Такому, действительно здесь делать нечего, так как есть только одна альтернатива, но Голливуд отсюда далеко, чтобы играть там в фильмах Стивена Кинга идиотов с лапами, как у орангутанга, умом хитрожопого и наглого каптерщика на Зоне, а здесь:

– Дурака без гроша в кармане всегда.


И что самое интересное, даже боялся садиться за стол, когда бывало играли прямо в ресторане после закрытия, а вся блатная – но бывшая блатная шпана, а сейчас славная только тем, что только-только вышли из тюрьмы, точнее, вчера-позавчера вернулись с Зоны:

– Пили и гуляли скромно на свои деньги, но в уже закрытом после 11-ти ресторане.

Не часто, но такое бывало, ибо Он – бармен – хотел, чтобы эти люди в новом для вернувшихся с Зоны городе, не чувствовали себя, как нищие инопланетяне, которых – два – нашли американцы в пустыне Сахара и сразу отправили в лабораторию для исследования, как насекомых.

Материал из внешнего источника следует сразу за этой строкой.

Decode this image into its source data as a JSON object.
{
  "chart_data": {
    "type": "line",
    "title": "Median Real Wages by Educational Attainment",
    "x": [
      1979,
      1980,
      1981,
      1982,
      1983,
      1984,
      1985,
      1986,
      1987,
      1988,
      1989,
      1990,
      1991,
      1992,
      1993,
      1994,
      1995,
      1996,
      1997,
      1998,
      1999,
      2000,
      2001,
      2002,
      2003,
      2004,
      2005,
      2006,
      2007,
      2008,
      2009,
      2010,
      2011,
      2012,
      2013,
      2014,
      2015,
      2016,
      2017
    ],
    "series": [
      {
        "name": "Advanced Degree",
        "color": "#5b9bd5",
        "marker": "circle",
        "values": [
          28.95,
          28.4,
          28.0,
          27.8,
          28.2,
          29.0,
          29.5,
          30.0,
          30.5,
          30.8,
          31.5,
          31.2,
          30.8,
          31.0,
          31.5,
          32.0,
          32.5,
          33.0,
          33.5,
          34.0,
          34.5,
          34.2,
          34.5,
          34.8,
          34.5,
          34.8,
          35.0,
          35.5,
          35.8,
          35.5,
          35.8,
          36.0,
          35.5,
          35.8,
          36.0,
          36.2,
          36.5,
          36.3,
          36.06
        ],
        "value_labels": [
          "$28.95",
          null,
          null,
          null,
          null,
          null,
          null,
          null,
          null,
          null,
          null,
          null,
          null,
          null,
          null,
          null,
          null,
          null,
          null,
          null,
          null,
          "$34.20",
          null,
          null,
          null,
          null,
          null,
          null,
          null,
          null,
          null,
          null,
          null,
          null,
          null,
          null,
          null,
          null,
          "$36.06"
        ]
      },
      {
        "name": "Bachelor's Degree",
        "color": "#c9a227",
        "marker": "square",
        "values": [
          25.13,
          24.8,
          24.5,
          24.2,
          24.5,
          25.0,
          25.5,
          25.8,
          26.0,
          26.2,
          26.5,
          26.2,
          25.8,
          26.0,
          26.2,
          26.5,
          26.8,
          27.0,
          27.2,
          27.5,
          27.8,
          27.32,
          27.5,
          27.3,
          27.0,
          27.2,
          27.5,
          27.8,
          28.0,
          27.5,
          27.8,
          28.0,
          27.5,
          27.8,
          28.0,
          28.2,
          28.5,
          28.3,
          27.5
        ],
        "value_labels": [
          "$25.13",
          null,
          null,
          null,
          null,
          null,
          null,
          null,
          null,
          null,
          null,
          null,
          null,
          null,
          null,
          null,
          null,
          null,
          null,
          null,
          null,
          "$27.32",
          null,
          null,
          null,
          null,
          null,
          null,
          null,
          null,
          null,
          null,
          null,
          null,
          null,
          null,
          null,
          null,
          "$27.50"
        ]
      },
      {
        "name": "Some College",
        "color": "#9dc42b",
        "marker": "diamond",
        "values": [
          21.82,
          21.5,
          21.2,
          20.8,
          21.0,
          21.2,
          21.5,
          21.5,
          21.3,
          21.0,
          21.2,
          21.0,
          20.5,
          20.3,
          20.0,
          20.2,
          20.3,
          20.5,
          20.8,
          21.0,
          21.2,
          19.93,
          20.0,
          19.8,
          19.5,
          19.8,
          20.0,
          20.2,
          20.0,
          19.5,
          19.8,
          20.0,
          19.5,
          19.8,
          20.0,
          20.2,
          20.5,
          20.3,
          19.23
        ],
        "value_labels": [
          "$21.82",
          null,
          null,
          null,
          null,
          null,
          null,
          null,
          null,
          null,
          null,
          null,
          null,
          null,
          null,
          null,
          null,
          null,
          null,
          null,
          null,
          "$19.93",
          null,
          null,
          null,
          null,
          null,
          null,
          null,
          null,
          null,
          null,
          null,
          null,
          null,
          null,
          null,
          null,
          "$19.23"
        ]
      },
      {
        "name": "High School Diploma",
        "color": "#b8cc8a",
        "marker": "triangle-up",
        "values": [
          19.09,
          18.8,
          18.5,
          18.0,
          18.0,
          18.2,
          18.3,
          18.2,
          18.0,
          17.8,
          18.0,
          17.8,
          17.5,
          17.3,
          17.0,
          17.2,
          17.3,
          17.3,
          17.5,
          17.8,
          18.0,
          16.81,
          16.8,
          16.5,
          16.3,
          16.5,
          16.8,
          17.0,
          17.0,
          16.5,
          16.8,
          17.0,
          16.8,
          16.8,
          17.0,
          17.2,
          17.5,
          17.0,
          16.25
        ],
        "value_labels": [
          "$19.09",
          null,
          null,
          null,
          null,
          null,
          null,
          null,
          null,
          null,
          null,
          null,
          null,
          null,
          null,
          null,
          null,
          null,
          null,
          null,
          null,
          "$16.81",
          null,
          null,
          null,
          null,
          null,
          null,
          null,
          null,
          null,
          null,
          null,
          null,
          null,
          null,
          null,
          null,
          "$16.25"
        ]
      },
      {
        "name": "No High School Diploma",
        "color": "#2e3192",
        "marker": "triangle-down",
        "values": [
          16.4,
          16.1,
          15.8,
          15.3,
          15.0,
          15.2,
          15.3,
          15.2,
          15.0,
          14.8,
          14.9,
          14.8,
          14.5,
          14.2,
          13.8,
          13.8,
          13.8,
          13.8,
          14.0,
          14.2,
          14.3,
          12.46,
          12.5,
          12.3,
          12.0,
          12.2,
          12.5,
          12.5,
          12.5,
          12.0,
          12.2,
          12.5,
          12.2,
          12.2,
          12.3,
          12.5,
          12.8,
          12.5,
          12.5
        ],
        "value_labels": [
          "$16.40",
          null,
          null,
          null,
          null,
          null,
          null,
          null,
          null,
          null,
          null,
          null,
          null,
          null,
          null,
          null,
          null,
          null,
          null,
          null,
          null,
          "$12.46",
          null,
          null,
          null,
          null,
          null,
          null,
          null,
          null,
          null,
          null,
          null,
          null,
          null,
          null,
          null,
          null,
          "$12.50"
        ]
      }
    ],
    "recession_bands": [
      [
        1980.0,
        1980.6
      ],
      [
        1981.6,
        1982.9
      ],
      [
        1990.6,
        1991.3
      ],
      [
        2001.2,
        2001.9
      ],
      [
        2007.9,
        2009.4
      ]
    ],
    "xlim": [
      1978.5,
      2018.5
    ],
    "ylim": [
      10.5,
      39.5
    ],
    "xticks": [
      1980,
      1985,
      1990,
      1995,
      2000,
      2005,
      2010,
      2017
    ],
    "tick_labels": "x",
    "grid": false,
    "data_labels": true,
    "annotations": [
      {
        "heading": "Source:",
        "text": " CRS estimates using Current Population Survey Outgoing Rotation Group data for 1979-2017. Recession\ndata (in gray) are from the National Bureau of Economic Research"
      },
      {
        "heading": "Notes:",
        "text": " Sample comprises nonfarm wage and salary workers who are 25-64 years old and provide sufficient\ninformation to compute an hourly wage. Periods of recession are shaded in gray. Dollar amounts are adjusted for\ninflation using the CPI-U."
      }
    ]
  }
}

Жить-то, след-но:

– Еще можно!


Но его – этого Коряги – восхищенные взгляды, как Он весело и легко обыгрывал всех, не жуля – по крайней мере – на вид, а просто умел так притворяться, что мог угадать, кто блефует – его понять не могли. А каждый раз с хорошими картами только вскрываться – выиграть нельзя, – эти взгляды, что перейдут не то, что в зависть, а уже именно ищется, и будет найден иезуитский способ, как взять эту, всеми уважаемую, Трою.


Ожидать прохиндейских методов можно было от Енота, который уже перестал почти мечтать о своих кессонных деревенских препаратах, а только думал:

– Как обыграть бармена, – но, что идиот Коряга может быть главным оператором этого дела, – точнее – стать:

– Абсолютно нельзя было предположить даже.

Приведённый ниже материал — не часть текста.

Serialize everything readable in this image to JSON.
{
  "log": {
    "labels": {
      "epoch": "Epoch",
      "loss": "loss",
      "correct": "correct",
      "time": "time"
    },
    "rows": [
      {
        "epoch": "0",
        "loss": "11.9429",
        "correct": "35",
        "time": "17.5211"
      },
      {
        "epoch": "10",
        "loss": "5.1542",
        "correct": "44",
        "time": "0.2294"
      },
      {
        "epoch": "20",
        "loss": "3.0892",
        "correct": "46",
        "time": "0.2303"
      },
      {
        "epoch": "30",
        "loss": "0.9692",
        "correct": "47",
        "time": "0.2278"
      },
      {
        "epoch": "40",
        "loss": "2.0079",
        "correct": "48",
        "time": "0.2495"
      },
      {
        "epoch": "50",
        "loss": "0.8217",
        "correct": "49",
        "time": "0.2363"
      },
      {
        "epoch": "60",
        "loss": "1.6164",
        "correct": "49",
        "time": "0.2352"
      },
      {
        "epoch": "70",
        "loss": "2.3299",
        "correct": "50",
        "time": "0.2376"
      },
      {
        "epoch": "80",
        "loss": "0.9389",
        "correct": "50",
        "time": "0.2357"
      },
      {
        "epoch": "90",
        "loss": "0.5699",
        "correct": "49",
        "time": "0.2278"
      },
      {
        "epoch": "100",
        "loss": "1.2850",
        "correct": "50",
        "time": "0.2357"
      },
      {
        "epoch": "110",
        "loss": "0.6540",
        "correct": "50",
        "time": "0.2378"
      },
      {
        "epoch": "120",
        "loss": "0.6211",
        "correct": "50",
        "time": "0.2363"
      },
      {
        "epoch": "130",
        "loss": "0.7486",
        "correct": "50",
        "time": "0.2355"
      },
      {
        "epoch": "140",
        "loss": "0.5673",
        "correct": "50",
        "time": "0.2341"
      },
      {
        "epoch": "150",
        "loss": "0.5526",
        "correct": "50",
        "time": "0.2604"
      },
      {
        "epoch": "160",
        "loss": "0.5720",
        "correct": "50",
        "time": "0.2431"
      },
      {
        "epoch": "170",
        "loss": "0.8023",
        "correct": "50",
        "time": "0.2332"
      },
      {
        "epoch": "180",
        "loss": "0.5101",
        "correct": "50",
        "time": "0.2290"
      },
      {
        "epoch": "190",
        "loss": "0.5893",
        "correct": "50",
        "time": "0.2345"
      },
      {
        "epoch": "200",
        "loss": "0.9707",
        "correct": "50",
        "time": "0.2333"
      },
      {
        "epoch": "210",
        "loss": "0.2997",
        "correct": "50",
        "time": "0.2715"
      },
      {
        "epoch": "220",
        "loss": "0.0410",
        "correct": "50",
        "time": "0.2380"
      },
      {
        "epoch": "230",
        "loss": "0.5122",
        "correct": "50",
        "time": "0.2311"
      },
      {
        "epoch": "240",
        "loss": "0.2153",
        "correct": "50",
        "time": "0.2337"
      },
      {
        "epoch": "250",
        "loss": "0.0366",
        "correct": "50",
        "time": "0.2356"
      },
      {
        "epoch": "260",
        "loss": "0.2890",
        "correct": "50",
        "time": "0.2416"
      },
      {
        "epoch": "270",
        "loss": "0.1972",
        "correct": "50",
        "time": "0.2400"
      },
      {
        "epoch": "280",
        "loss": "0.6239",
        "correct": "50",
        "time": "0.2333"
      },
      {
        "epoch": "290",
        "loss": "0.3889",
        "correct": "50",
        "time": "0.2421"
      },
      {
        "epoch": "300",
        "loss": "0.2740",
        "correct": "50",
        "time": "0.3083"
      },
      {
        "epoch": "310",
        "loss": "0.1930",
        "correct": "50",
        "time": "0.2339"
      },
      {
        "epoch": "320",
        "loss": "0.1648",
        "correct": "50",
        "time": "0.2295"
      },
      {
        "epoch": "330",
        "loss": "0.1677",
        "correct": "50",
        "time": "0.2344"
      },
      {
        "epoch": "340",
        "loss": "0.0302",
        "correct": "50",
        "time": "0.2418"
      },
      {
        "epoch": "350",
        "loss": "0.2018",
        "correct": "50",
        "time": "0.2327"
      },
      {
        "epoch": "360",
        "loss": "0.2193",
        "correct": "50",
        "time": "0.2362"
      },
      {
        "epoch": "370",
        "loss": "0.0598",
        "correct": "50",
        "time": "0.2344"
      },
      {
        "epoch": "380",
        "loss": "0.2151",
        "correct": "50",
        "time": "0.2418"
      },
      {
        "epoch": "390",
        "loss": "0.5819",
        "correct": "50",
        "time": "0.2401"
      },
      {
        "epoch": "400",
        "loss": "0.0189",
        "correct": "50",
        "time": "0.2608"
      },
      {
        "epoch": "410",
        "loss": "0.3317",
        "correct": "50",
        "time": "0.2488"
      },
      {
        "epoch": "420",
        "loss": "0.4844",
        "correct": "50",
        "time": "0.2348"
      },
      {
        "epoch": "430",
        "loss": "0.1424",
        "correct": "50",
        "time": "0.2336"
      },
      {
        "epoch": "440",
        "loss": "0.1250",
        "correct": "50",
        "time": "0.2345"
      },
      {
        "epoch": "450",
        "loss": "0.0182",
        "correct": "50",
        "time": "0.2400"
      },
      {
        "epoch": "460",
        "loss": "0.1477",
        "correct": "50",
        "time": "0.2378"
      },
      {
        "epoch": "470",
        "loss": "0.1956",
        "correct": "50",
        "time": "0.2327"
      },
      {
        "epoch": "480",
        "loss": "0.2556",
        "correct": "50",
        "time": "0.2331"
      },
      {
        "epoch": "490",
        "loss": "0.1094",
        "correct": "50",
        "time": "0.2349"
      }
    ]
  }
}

Ему кочегаром работать в преисподней – в карты – даже в дурака, а уж тем более в козла – даже присниться не может.


Многие крупье могут быть шулерами в казино, – но! Их же ж видно, как белый день ночью.

Обмануть трудно. Неужели можно заставить? Оказалось, да.

Не знаю, было ли также с Пушкиным, что он, в конце концов, проиграл 140 тысяч, но вполне возможно, ибо способ этот действует. Тоже и с Достоевским.


Представьте, например, Гудериана, которому в тыл ударила его же танковая армия! Он-то только-только вознамерился легко поиздеваться над русский Иван на Курской Дуге, а его полковники, вдруг отказались его поддержать!

Так не бывает, но зато:

– Есть.


Дас ист фантастиш непревзойденной наглости. Тот, кто вас защищал, как послушник Собора Парижской Богоматери, ваш негласный телохранитель, вдруг – как гром среди вечернего неба – заявляет:

– Сегодня пойдешь со мной.

Ибо так сказать нелогично: кто его – собственно – просил о защите? Так – имелось в виду – между делом, ибо враг мыслился для всех, кто хотел выиграть здесь в карты, был не идиот из Собора Парижской – уже в какой раз – богоматери, – а другой слуга, который разорил своего немецкого хозяина и взял себе его доброе имя, – почти Рот Фронт, – а реально:

– Рот Шильд.


Он, как противник, отвлекал взгляды ото всех остальных претендентов. Точнее, их и вообще, кроме этого Рот Шильда больше никого не было, ибо он тоже вел довольно хитрую атаку, не как Игроки Достоевского, прикидываясь чайниками, он наоборот, так и говорил Бармену часто или, по крайней мере, иногда, и не просто:


– Я тебя обыграю всё равно когда-нибудь, – а:

– Раздену полностью! – и считал, что у него есть повод так говорить прямой, ибо он, Бармен, обыгрывал и этого прохиндейского молдавского еврея:

– Со смехом, – что тот вообще ни бэ ни мэ в этом деле, а лезет на рожон против профессора с большим стажем.


Ибо было известно – через одного местного друга этого Енота, который тоже пошел с ним вешать потолки в коровниках, чтобы подработать – что Бармен еще в совсем молодой молодости играл в карты с такими дядями и будущими бандитами, что этот Нерон – помощник Енота по коровам – тогда мог только смотреть на такие игры. Но тоже играл в карты, так как здесь, кроме Этого и футбола – больше вообще ничего тогда не было. Играл, да, но хотел выиграть – как, впрочем, и сейчас – только способом прятанья карт под жопу.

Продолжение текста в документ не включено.